African music = basis for modern pop music
Like Andrew Tracey, Carver believed the roots of modern music were in Africa. He stated, “It’s the African-ness (sic) of (modern) popular music that makes it popular. I believe that African music is the basis for all popular music.”
He cited a band such as the United States’ Vampire Weekend as evidence of this. Vampire Weekend mix African-influenced rhythms with modern chamber pop music, according to international music critics.
Andrew said perhaps the “greatest influence” on modern pop music was the music made in the past by black Americans. He asked, “And who were the forebears of these black American musicians? They were slaves from Africa, who took their music and rhythms and harmonies with them on the slave ships to America.”
Thram said, “So many young people are so ignorant about how African music has penetrated and effected and created all these new styles, like blues, that are based on African music.”
‘No more excuses’
Carver said while the “rest of the world” seemed to “tip their hat” to the immense influence of African music, “and even in monetary terms recognizes its value and the importance of preserving it,” Africans themselves, and especially the continent’s authorities, generally did not.
“Africans are disregarding it in favor of trying to sing Verdi and Bach and whatever. In (African) choir competitions, you might have one traditional number but everything else is tending towards the sort of western art music line,” said Carver.

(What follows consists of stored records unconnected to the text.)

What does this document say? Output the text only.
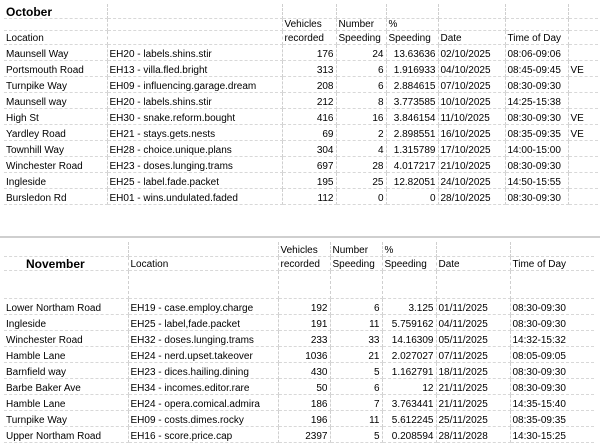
October							
		Vehicles	Number	%			
Location		recorded	Speeding	Speeding	Date	Time of Day	
Maunsell Way	EH20 - labels.shins.stir	176	24	13.63636	02/10/2025	08:06-09:06	
Portsmouth Road	EH13 - villa.fled.bright	313	6	1.916933	04/10/2025	08:45-09:45	VE
Turnpike Way	EH09 - influencing.garage.dream	208	6	2.884615	07/10/2025	08:30-09:30	
Maunsell way	EH20 - labels.shins.stir	212	8	3.773585	10/10/2025	14:25-15:38	
High St	EH30 - snake.reform.bought	416	16	3.846154	11/10/2025	08:30-09:30	VE
Yardley Road	EH21 - stays.gets.nests	69	2	2.898551	16/10/2025	08:35-09:35	VE
Townhill Way	EH28 - choice.unique.plans	304	4	1.315789	17/10/2025	14:00-15:00	
Winchester Road	EH23 - doses.lunging.trams	697	28	4.017217	21/10/2025	08:30-09:30	
Ingleside	EH25 - label.fade.packet	195	25	12.82051	24/10/2025	14:50-15:55	
Bursledon Rd	EH01 - wins.undulated.faded	112	0	0	28/10/2025	08:30-09:30	
		Vehicles	Number	%		
November	Location	recorded	Speeding	Speeding	Date	Time of Day

Lower Northam Road	EH19 - case.employ.charge	192	6	3.125	01/11/2025	08:30-09:30
Ingleside	EH25 - label,fade.packet	191	11	5.759162	04/11/2025	08:30-09:30
Winchester Road	EH32 - doses.lunging.trams	233	33	14.16309	05/11/2025	14:32-15:32
Hamble Lane	EH24 - nerd.upset.takeover	1036	21	2.027027	07/11/2025	08:05-09:05
Barnfield way	EH23 - dices.hailing.dining	430	5	1.162791	18/11/2025	08:30-09:30
Barbe Baker Ave	EH34 - incomes.editor.rare	50	6	12	21/11/2025	08:30-09:30
Hamble Lane	EH24 - opera.comical.admira	186	7	3.763441	21/11/2025	14:35-15:40
Turnpike Way	EH09 - costs.dimes.rocky	196	11	5.612245	25/11/2025	08:35-09:35
Upper Northam Road	EH16 - score.price.cap	2397	5	0.208594	28/11/2028	14:30-15:25
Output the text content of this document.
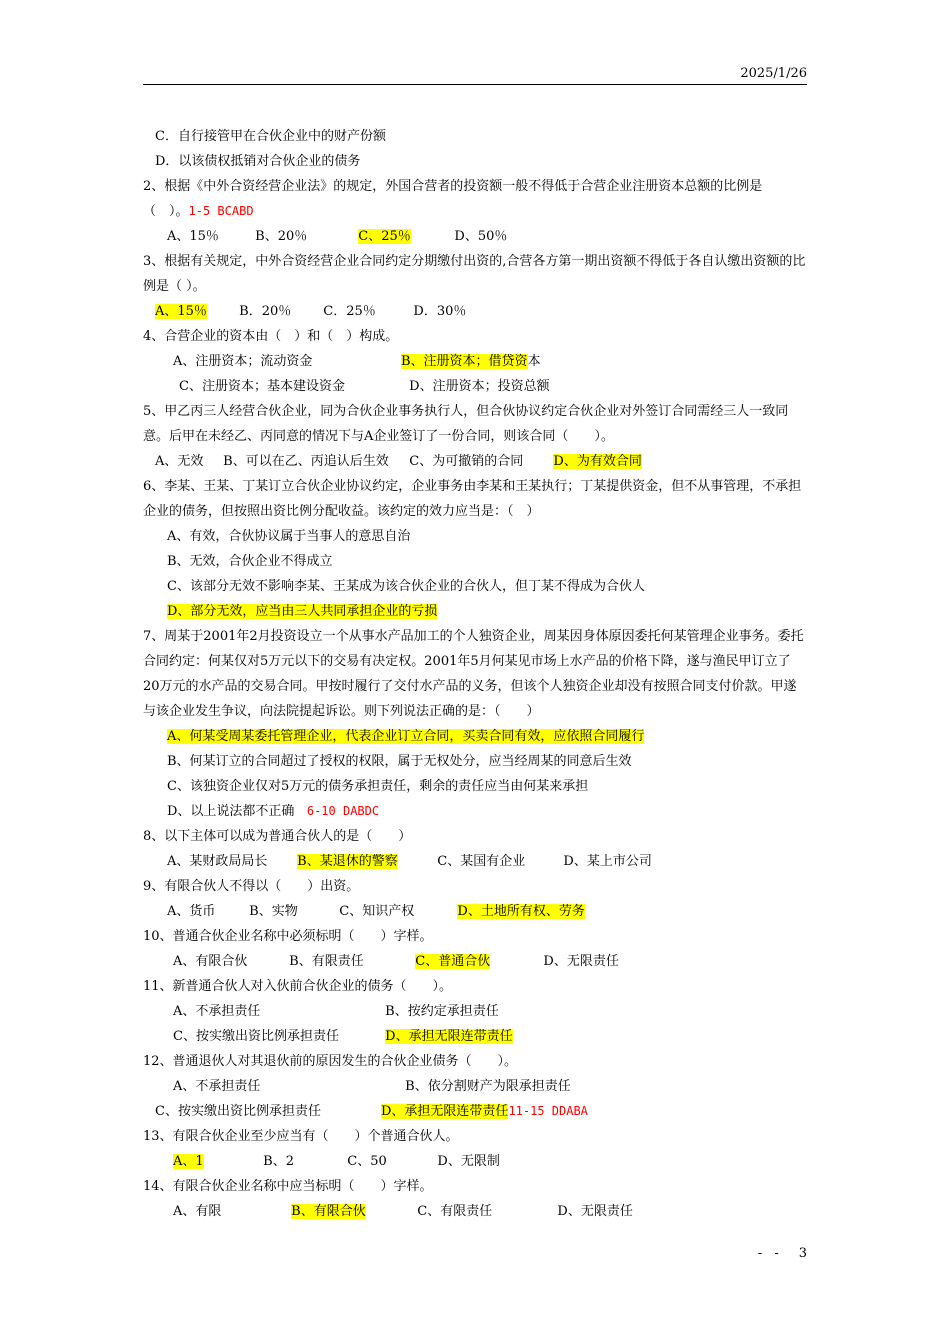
2025/1/26
C．自行接管甲在合伙企业中的财产份额
D．以该债权抵销对合伙企业的债务
2、根据《中外合资经营企业法》的规定，外国合营者的投资额一般不得低于合营企业注册资本总额的比例是（　）。1-5 BCABD
A、15％	B、20％	C、25％	D、50％
3、根据有关规定，中外合资经营企业合同约定分期缴付出资的,合营各方第一期出资额不得低于各自认缴出资额的比例是（ ）。
A、15％ B．20％ C．25％	D．30％
4、合营企业的资本由（　）和（　）构成。
A、注册资本；流动资金	B、注册资本；借贷资本
C、注册资本；基本建设资金	D、注册资本；投资总额
5、甲乙丙三人经营合伙企业，同为合伙企业事务执行人，但合伙协议约定合伙企业对外签订合同需经三人一致同意。后甲在未经乙、丙同意的情况下与A企业签订了一份合同，则该合同（　　）。
A、无效 B、可以在乙、丙追认后生效 C、为可撤销的合同 D、为有效合同
6、李某、王某、丁某订立合伙企业协议约定，企业事务由李某和王某执行；丁某提供资金，但不从事管理，不承担企业的债务，但按照出资比例分配收益。该约定的效力应当是：（　）
A、有效，合伙协议属于当事人的意思自治
B、无效，合伙企业不得成立
C、该部分无效不影响李某、王某成为该合伙企业的合伙人，但丁某不得成为合伙人
D、部分无效，应当由三人共同承担企业的亏损
7、周某于2001年2月投资设立一个从事水产品加工的个人独资企业，周某因身体原因委托何某管理企业事务。委托合同约定：何某仅对5万元以下的交易有决定权。2001年5月何某见市场上水产品的价格下降，遂与渔民甲订立了20万元的水产品的交易合同。甲按时履行了交付水产品的义务，但该个人独资企业却没有按照合同支付价款。甲遂与该企业发生争议，向法院提起诉讼。则下列说法正确的是：（　　）
A、何某受周某委托管理企业，代表企业订立合同，买卖合同有效，应依照合同履行
B、何某订立的合同超过了授权的权限，属于无权处分，应当经周某的同意后生效
C、该独资企业仅对5万元的债务承担责任，剩余的责任应当由何某来承担
D、以上说法都不正确 6-10 DABDC
8、以下主体可以成为普通合伙人的是（　　）
A、某财政局局长 B、某退休的警察	C、某国有企业	D、某上市公司
9、有限合伙人不得以（　　）出资。
A、货币	B、实物	C、知识产权	D、土地所有权、劳务
10、普通合伙企业名称中必须标明（　　）字样。
A、有限合伙	B、有限责任	C、普通合伙	D、无限责任
11、新普通合伙人对入伙前合伙企业的债务（　　）。
A、不承担责任	B、按约定承担责任
C、按实缴出资比例承担责任	D、承担无限连带责任
12、普通退伙人对其退伙前的原因发生的合伙企业债务（　　）。
A、不承担责任	B、依分割财产为限承担责任
C、按实缴出资比例承担责任	D、承担无限连带责任11-15 DDABA
13、有限合伙企业至少应当有（　　）个普通合伙人。
A、1	B、2	C、50	D、无限制
14、有限合伙企业名称中应当标明（　　）字样。
A、有限	B、有限合伙	C、有限责任	D、无限责任
- - 3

This, Andrew maintained, wasn’t because African music of the past was inferior. “It’s just that Africans have for too long ignored their musical past. This of course is in large part to do with the terrible effects of colonialism, which taught that all things African were inferior, but we now know that this is nonsense. It’s time for Africa to stand up and reclaim its terrific musical past.”
But Andrew acknowledged that the achievement of this needed “significant” funding and the support of the continent’s political authorities. “As yet, there’s no sign of this happening,” he said.